We hope our loved ones were spared much damage to their homes, but there is extensive damage on the coast and islands. The death toll was not as high as they thought it might be among those who chose to ride it out and that is a good thing to hear.
By CHRISTOPHER SHERMAN AND PAULINE ARRILLAGA
ASSOCIATED PRESS WRITERS
Because Ike was so huge - some 500 miles across, making it nearly as big as Texas itself - hurricane winds pounded the coast for hours before and after the storm waded ashore. Ike soon weakened to a tropical storm en route inland, but continued to pound the state with 60 mph winds and rain.
A convoy of search-and-rescue teams from Texas and California drove into Galveston - where the storm came ashore at 3:10 a.m. EDT - after bulldozers cleared away mountains of debris. Interstate 45, the only road onto the island, was littered with overturned yachts, dead pelicans and debris from homes and docks.
Homes and other buildings in Galveston and homes burned unattended during the height of Ike's fury; 17 collapsed because crews couldn't get to them to douse the flames. There was no water or electricity on the island, and the main hospital, the University of Texas Medical Branch, flew critically ill patients to other medical center.
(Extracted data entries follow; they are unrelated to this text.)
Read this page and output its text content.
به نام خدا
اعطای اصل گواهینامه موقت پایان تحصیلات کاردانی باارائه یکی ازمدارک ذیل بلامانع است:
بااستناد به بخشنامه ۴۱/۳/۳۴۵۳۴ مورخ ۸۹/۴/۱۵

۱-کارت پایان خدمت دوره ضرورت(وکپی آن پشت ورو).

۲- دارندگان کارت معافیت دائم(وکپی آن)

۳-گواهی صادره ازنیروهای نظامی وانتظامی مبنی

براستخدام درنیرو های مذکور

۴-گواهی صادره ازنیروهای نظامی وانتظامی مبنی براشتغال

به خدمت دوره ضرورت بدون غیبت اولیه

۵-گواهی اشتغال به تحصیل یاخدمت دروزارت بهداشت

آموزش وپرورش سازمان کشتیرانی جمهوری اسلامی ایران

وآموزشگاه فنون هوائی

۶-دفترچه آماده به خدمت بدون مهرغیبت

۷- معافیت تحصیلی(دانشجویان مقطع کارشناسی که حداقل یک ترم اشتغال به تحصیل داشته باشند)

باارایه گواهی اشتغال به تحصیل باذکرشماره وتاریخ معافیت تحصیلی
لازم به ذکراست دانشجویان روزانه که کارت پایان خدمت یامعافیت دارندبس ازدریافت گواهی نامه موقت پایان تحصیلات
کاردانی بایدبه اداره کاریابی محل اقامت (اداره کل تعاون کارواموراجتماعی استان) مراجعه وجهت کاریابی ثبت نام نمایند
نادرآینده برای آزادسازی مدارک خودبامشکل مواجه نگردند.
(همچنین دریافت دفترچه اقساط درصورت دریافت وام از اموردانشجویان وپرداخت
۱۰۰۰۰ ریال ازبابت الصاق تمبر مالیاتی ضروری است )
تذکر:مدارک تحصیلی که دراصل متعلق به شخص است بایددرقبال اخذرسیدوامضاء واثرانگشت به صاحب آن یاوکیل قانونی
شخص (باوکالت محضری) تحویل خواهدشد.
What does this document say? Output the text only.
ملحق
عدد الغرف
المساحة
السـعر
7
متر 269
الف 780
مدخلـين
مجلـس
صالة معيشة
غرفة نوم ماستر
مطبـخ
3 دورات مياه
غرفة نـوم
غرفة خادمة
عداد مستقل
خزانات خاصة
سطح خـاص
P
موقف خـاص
Among deaths in Texas, a woman was killed in her sleep when a tree fell on her home near Pinehurst, and a 19-year-old man slipped off a jetty near Corpus Christi and was apparently washed away.
Southwest Louisiana was spared a direct hit, but Ike's surge of water penetrated some 30 miles inland, flooding thousands of homes, breaching levees and soaking areas still recovering from Labor Day's Hurricane Gustav.
Officials said the flooding was worse than it was during 2005's Hurricane Rita, which hit the Louisiana-Texas line.